If Jesus is right, what we make of Jesus will be the most important choice we ever make.

Jesus asked. “Who do you say I am?” Simon Peter answered, “You are the Messiah, the Son of the living God.” Jesus replied, “Blessed are you, Simon son of Jonah, for this was not revealed to you by flesh and blood, but by my Father in heaven." ~ The apostle Matthew (Matthew 16:15-17)
CONCLUSION
(One last thought)
Once more for those of us who need reassurance: the false believers in this passage never mention the teaching of Jesus or trying to follow his instructions. They are not the ones dedicated to a Sermon on the Mount study and application, like you are if you're reading this. Rest In Peace.
Now, for those of us still wrestling with who Jesus is... Jesus gives all of us this amazing challenge - apply my teaching to your life and let the results convince you of who I am.
My teaching is not my own. It comes from the one who sent me. Anyone who chooses to do the will of God will find out whether my teaching comes from God or whether I speak on my own. ~ JESUS (John 7:16-17)
If you're struggling to figure out who Jesus is - the Son of God or just a really wise Jewish philosopher - commit yourself to living out his teaching. Try it on for size. Give it a test drive. Maybe for a few months, or better for a year, or even better for three years (the length of time Jesus mentored his original disciples). The results will convince you.
Jesus is not looking for spectacular world-changers. He's looking for quiet mercy-givers. We can do this. We all can do this. Let's go do this.

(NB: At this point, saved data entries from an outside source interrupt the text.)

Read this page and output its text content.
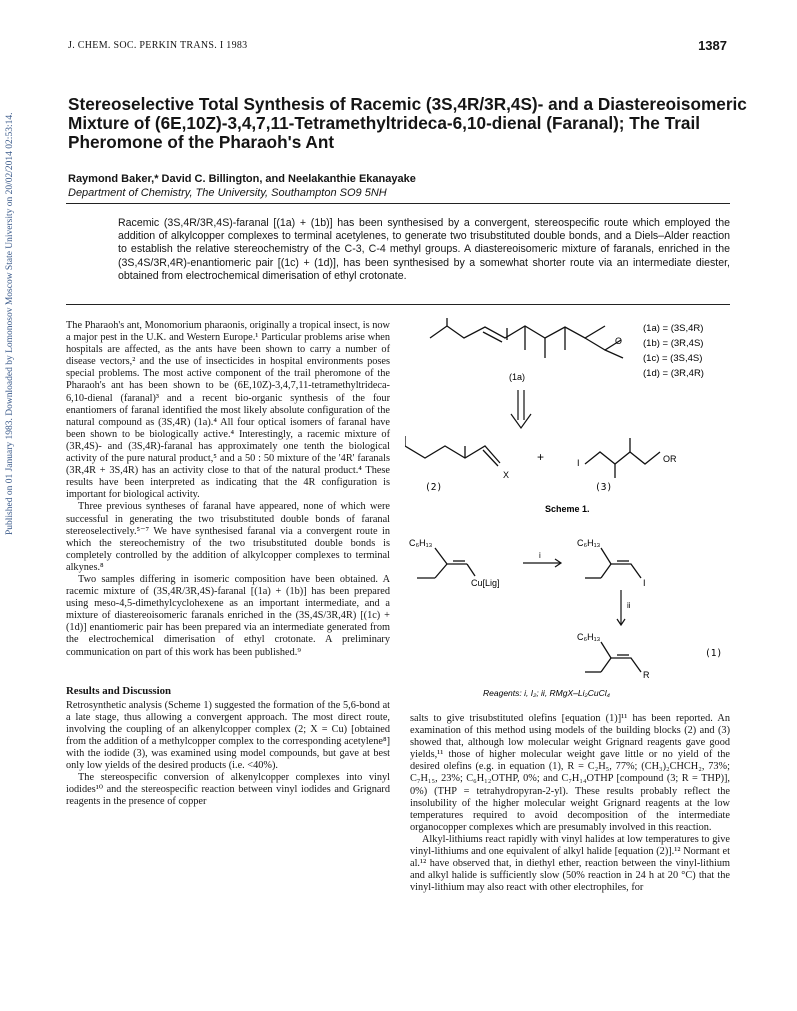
Published on 01 January 1983. Downloaded by Lomonosov Moscow State University on 20/02/2014 02:53:14.
J. CHEM. SOC. PERKIN TRANS. I 1983	1387
Stereoselective Total Synthesis of Racemic (3S,4R/3R,4S)- and a Diastereoisomeric Mixture of (6E,10Z)-3,4,7,11-Tetramethyltrideca-6,10-dienal (Faranal); The Trail Pheromone of the Pharaoh's Ant
Raymond Baker,* David C. Billington, and Neelakanthie Ekanayake
Department of Chemistry, The University, Southampton SO9 5NH
Racemic (3S,4R/3R,4S)-faranal [(1a) + (1b)] has been synthesised by a convergent, stereospecific route which employed the addition of alkylcopper complexes to terminal acetylenes, to generate two trisubstituted double bonds, and a Diels–Alder reaction to establish the relative stereochemistry of the C-3, C-4 methyl groups. A diastereoisomeric mixture of faranals, enriched in the (3S,4S/3R,4R)-enantiomeric pair [(1c) + (1d)], has been synthesised by a somewhat shorter route via an intermediate diester, obtained from electrochemical dimerisation of ethyl crotonate.

The Pharaoh's ant, Monomorium pharaonis, originally a tropical insect, is now a major pest in the U.K. and Western Europe.¹ Particular problems arise when hospitals are affected, as the ants have been shown to carry a number of disease vectors,² and the use of insecticides in hospital environments poses special problems. The most active component of the trail pheromone of the Pharaoh's ant has been shown to be (6E,10Z)-3,4,7,11-tetramethyltrideca-6,10-dienal (faranal)³ and a recent bio-organic synthesis of the four enantiomers of faranal identified the most likely absolute configuration of the natural compound as (3S,4R) (1a).⁴ All four optical isomers of faranal have been shown to be biologically active.⁴ Interestingly, a racemic mixture of (3R,4S)- and (3S,4R)-faranal has approximately one tenth the biological activity of the pure natural product,⁵ and a 50 : 50 mixture of the '4R' faranals (3R,4R + 3S,4R) has an activity close to that of the natural product.⁴ These results have been interpreted as indicating that the 4R configuration is important for biological activity.

Three previous syntheses of faranal have appeared, none of which were successful in generating the two trisubstituted double bonds of faranal stereoselectively.⁵⁻⁷ We have synthesised faranal via a convergent route in which the stereochemistry of the two trisubstituted double bonds is completely controlled by the addition of alkylcopper complexes to terminal alkynes.⁸

Two samples differing in isomeric composition have been obtained. A racemic mixture of (3S,4R/3R,4S)-faranal [(1a) + (1b)] has been prepared using meso-4,5-dimethylcyclohexene as an important intermediate, and a mixture of diastereoisomeric faranals enriched in the (3S,4S/3R,4R) [(1c) + (1d)] enantiomeric pair has been prepared via an intermediate generated from the electrochemical dimerisation of ethyl crotonate. A preliminary communication on part of this work has been published.⁹

Results and Discussion

Retrosynthetic analysis (Scheme 1) suggested the formation of the 5,6-bond at a late stage, thus allowing a convergent approach. The most direct route, involving the coupling of an alkenylcopper complex (2; X = Cu) [obtained from the addition of a methylcopper complex to the corresponding acetylene⁸] with the iodide (3), was examined using model compounds, but gave at best only low yields of the desired products (i.e. <40%).

The stereospecific conversion of alkenylcopper complexes into vinyl iodides¹⁰ and the stereospecific reaction between vinyl iodides and Grignard reagents in the presence of copper

salts to give trisubstituted olefins [equation (1)]¹¹ has been reported. An examination of this method using models of the building blocks (2) and (3) showed that, although low molecular weight Grignard reagents gave good yields,¹¹ those of higher molecular weight gave little or no yield of the desired olefins (e.g. in equation (1), R = C₂H₅, 77%; (CH₃)₂CHCH₂, 73%; C₇H₁₅, 23%; C₆H₁₂OTHP, 0%; and C₇H₁₄OTHP [compound (3; R = THP)], 0%) (THP = tetrahydropyran-2-yl). These results probably reflect the insolubility of the higher molecular weight Grignard reagents at the low temperatures required to avoid decomposition of the intermediate organocopper complexes which are presumably involved in this reaction.

Alkyl-lithiums react rapidly with vinyl halides at low temperatures to give vinyl-lithiums and one equivalent of alkyl halide [equation (2)].¹² Normant et al.¹² have observed that, in diethyl ether, reaction between the vinyl-lithium and alkyl halide is sufficiently slow (50% reaction in 24 h at 20 °C) that the vinyl-lithium may also react with other electrophiles, for

O
(1a)
(1a) = (3S,4R)
(1b) = (3R,4S)
(1c) = (3S,4S)
(1d) = (3R,4R)
X
+	I	OR
(2)	(3)
Scheme 1.
C₆H₁₃
Cu[Lig]
i
C₆H₁₃
I
ii
C₆H₁₃
R
(1)
Reagents: i, I₂; ii, RMgX–Li₂CuCl₄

"Get up, and do something the master tells you; so make yourself his disciple at once. Instead of asking yourself whether you believe or not, ask yourself whether you have this day done one thing because he said, Do it, or once abstained because he said, Do not do it. What have you done this day because it was the will of Christ? Tell me something that you have done, are doing, are are trying to do because he told you." ~ George MacDonald (The Truth in Jesus, in Unspoken Sermons)

CONTEMPLATE
(Scripture passages that relate to and deepen our understanding of this topic)
Philippians 2:5-11
CONVERSATION
(Talk together, learn together, grow together)

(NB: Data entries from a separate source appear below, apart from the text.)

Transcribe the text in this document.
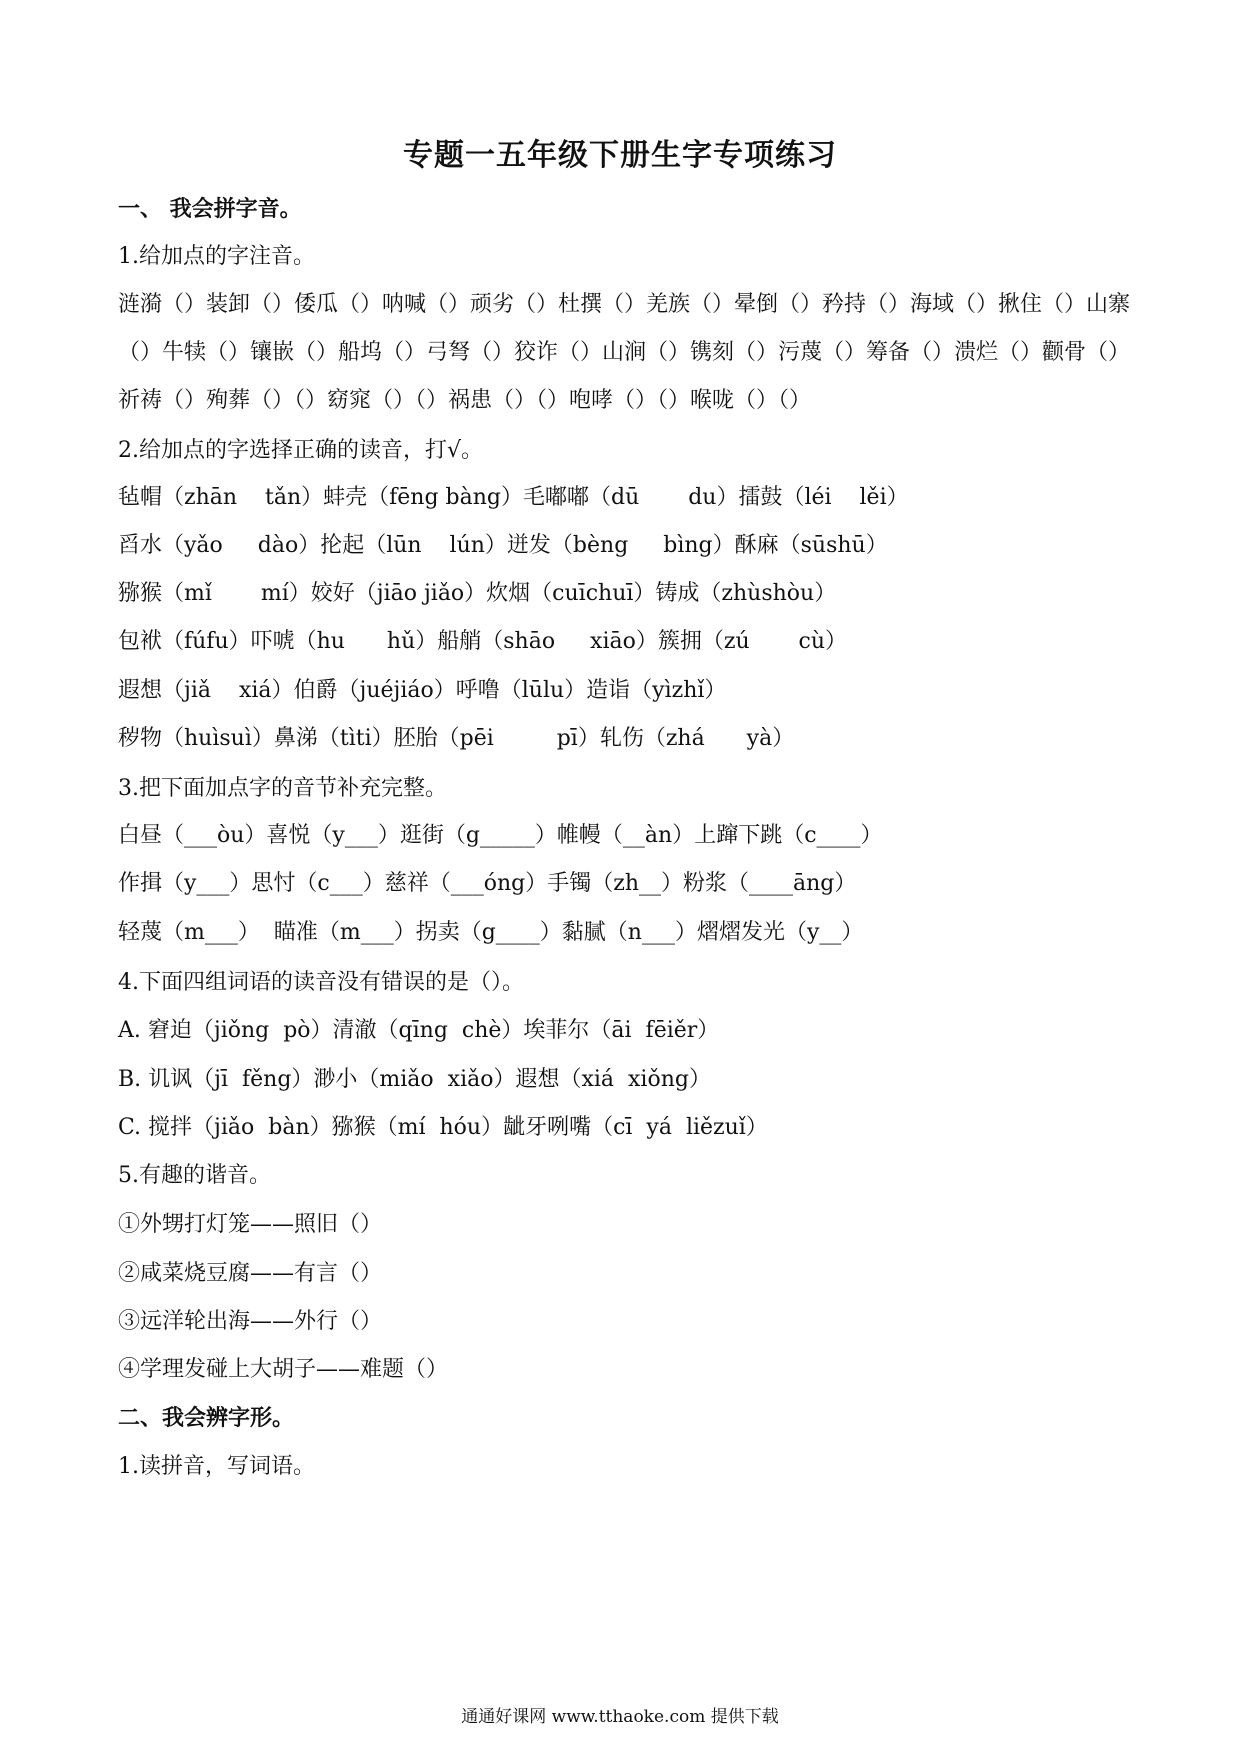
专题一五年级下册生字专项练习
一、 我会拼字音。
1.给加点的字注音。
涟漪（）装卸（）倭瓜（）呐喊（）顽劣（）杜撰（）羌族（）晕倒（）矜持（）海域（）揪住（）山寨
（）牛犊（）镶嵌（）船坞（）弓弩（）狡诈（）山涧（）镌刻（）污蔑（）筹备（）溃烂（）颧骨（）
祈祷（）殉葬（）（）窈窕（）（）祸患（）（）咆哮（）（）喉咙（）（）
2.给加点的字选择正确的读音，打√。
毡帽（zhān    tǎn）蚌壳（fēng bàng）毛嘟嘟（dū       du）擂鼓（léi    lěi）
舀水（yǎo     dào）抡起（lūn    lún）迸发（bèng     bìng）酥麻（sūshū）
猕猴（mǐ       mí）姣好（jiāo jiǎo）炊烟（cuīchuī）铸成（zhùshòu）
包袱（fúfu）吓唬（hu      hǔ）船艄（shāo     xiāo）簇拥（zú       cù）
遐想（jiǎ    xiá）伯爵（juéjiáo）呼噜（lūlu）造诣（yìzhǐ）
秽物（huìsuì）鼻涕（tìti）胚胎（pēi         pī）轧伤（zhá      yà）
3.把下面加点字的音节补充完整。
白昼（___òu）喜悦（y___）逛街（g_____）帷幔（__àn）上蹿下跳（c____）
作揖（y___）思忖（c___）慈祥（___óng）手镯（zh__）粉浆（____āng）
轻蔑（m___）  瞄准（m___）拐卖（g____）黏腻（n___）熠熠发光（y__）
4.下面四组词语的读音没有错误的是（）。
A. 窘迫（jiǒng  pò）清澈（qīng  chè）埃菲尔（āi  fēiěr）
B. 讥讽（jī  fěng）渺小（miǎo  xiǎo）遐想（xiá  xiǒng）
C. 搅拌（jiǎo  bàn）猕猴（mí  hóu）龇牙咧嘴（cī  yá  liězuǐ）
5.有趣的谐音。
①外甥打灯笼——照旧（）
②咸菜烧豆腐——有言（）
③远洋轮出海——外行（）
④学理发碰上大胡子——难题（）
二、我会辨字形。
1.读拼音，写词语。
通通好课网 www.tthaoke.com 提供下载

What is God revealing to you about himself through this passage?
What is God showing you about yourself through this passage?

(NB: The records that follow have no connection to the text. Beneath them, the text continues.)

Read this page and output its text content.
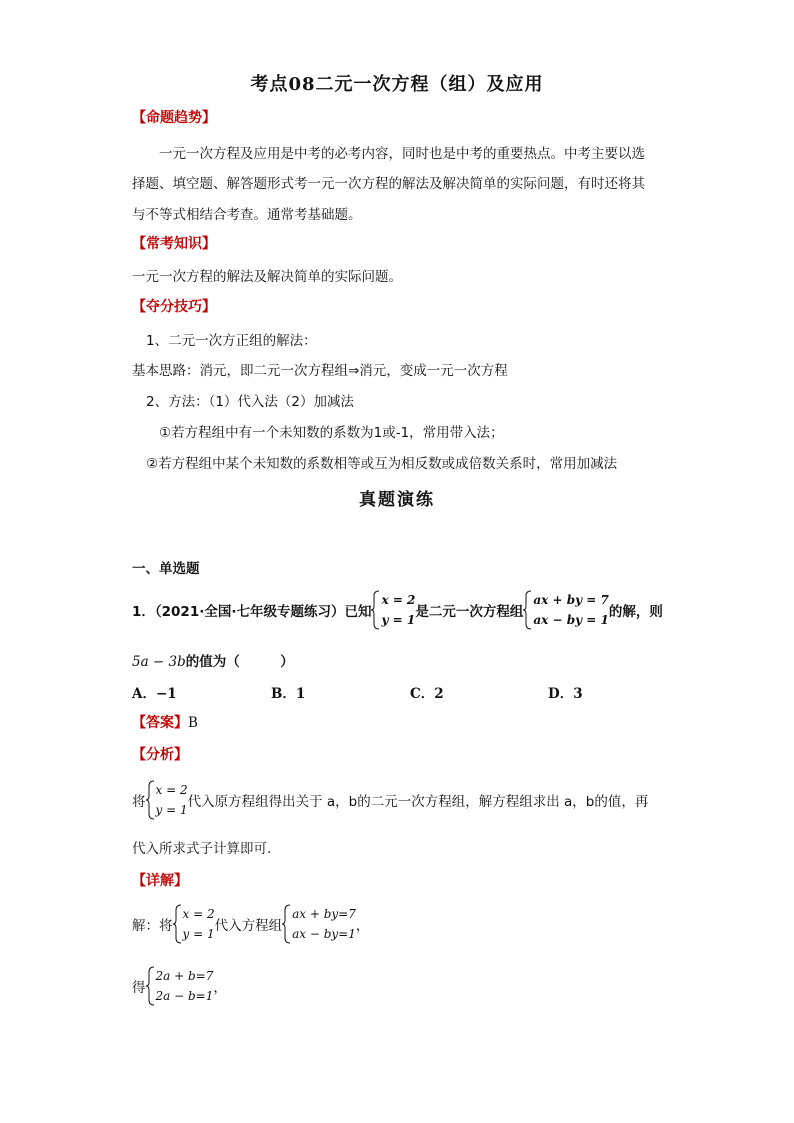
考点08二元一次方程（组）及应用
【命题趋势】
一元一次方程及应用是中考的必考内容，同时也是中考的重要热点。中考主要以选
择题、填空题、解答题形式考一元一次方程的解法及解决简单的实际问题，有时还将其
与不等式相结合考查。通常考基础题。
【常考知识】
一元一次方程的解法及解决简单的实际问题。
【夺分技巧】
1、二元一次方正组的解法：
基本思路：消元，即二元一次方程组⇒消元，变成一元一次方程
2、方法：（1）代入法（2）加减法
①若方程组中有一个未知数的系数为1或-1，常用带入法；
②若方程组中某个未知数的系数相等或互为相反数或成倍数关系时，常用加减法
真题演练
一、单选题
1．（2021·全国·七年级专题练习）已知
x = 2
y = 1 是二元一次方程组
ax + by = 7
ax − by = 1 的解，则
5a − 3b的值为（　　　）
A．−1	B．1	C．2	D．3
【答案】B
【分析】
将
x = 2
y = 1 代入原方程组得出关于 a，b的二元一次方程组，解方程组求出 a，b的值，再
代入所求式子计算即可.
【详解】
解：将
x = 2
y = 1 代入方程组
ax + by=7
ax − by=1 ，
得
2a + b=7
2a − b=1 ，
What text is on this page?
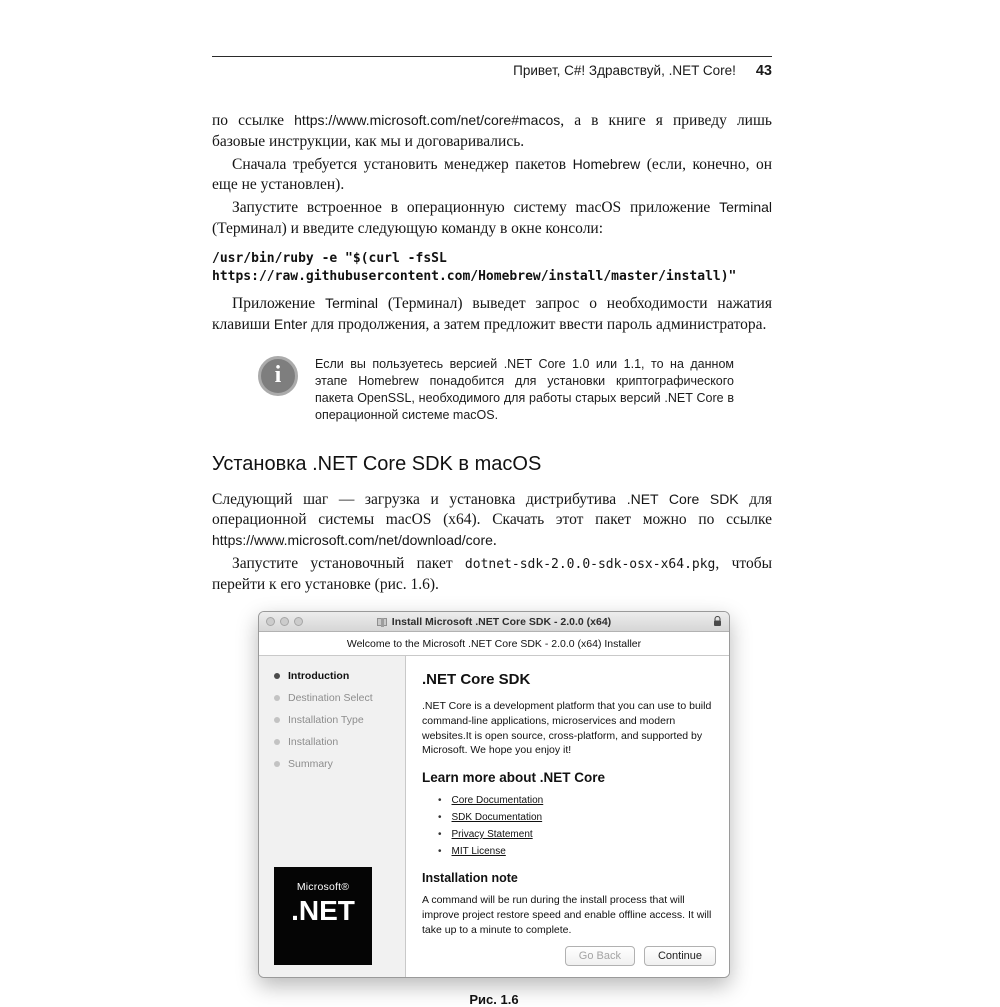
Привет, C#! Здравствуй, .NET Core! 43

по ссылке https://www.microsoft.com/net/core#macos, а в книге я приведу лишь базовые инструкции, как мы и договаривались.

Сначала требуется установить менеджер пакетов Homebrew (если, конечно, он еще не установлен).

Запустите встроенное в операционную систему macOS приложение Terminal (Терминал) и введите следующую команду в окне консоли:

/usr/bin/ruby -e "$(curl -fsSL
https://raw.githubusercontent.com/Homebrew/install/master/install)"

Приложение Terminal (Терминал) выведет запрос о необходимости нажатия клавиши Enter для продолжения, а затем предложит ввести пароль администратора.

i	Если вы пользуетесь версией .NET Core 1.0 или 1.1, то на данном этапе Homebrew понадобится для установки криптографического пакета OpenSSL, необходимого для работы старых версий .NET Core в операционной системе macOS.
Установка .NET Core SDK в macOS

Следующий шаг — загрузка и установка дистрибутива .NET Core SDK для операционной системы macOS (x64). Скачать этот пакет можно по ссылке https://www.microsoft.com/net/download/core.

Запустите установочный пакет dotnet-sdk-2.0.0-sdk-osx-x64.pkg, чтобы перейти к его установке (рис. 1.6).

Install Microsoft .NET Core SDK - 2.0.0 (x64)
Welcome to the Microsoft .NET Core SDK - 2.0.0 (x64) Installer
Introduction
Destination Select
Installation Type
Installation
Summary
Microsoft®
.NET
.NET Core SDK

.NET Core is a development platform that you can use to build command-line applications, microservices and modern websites.It is open source, cross-platform, and supported by Microsoft. We hope you enjoy it!

Learn more about .NET Core
• Core Documentation
• SDK Documentation
• Privacy Statement
• MIT License
Installation note

A command will be run during the install process that will improve project restore speed and enable offline access. It will take up to a minute to complete.

Go Back	Continue
Рис. 1.6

Which is harder for you: knowing God (Bible study, conversations about God, prayer, etc) or allowing yourself to be known by God (consciously refusing to keep secrets in your connection with God, but praying about and offering to God your deepest self, total surrender)?
What is one thing you can think, believe, or do differently in light of what you are learning?
What questions are you still processing about this topic?
CALL TO ACTION
(Ideas for turning talk into walk)
Take the George MacDonald Challenge. Re-read the George MacDonald quote in the conclusion above and determine one thing that you would not normally do but that Jesus asks you to do, and then go and do it. (You may need to name it, write it down, then tell someone and ask them to ask you about it later.)
Let Yourself Be Known. Make yourself fully known to one other person, whether closest of friends or formal therapist. Make sure someone fully knows you and still loves you as a reminder of God's knowing and loving you.
Talk to God About All Your Secrets. Spend time talking to God about the things in your life that you are tempted to be in denial about. Sense his conviction as well as his love and cleansing.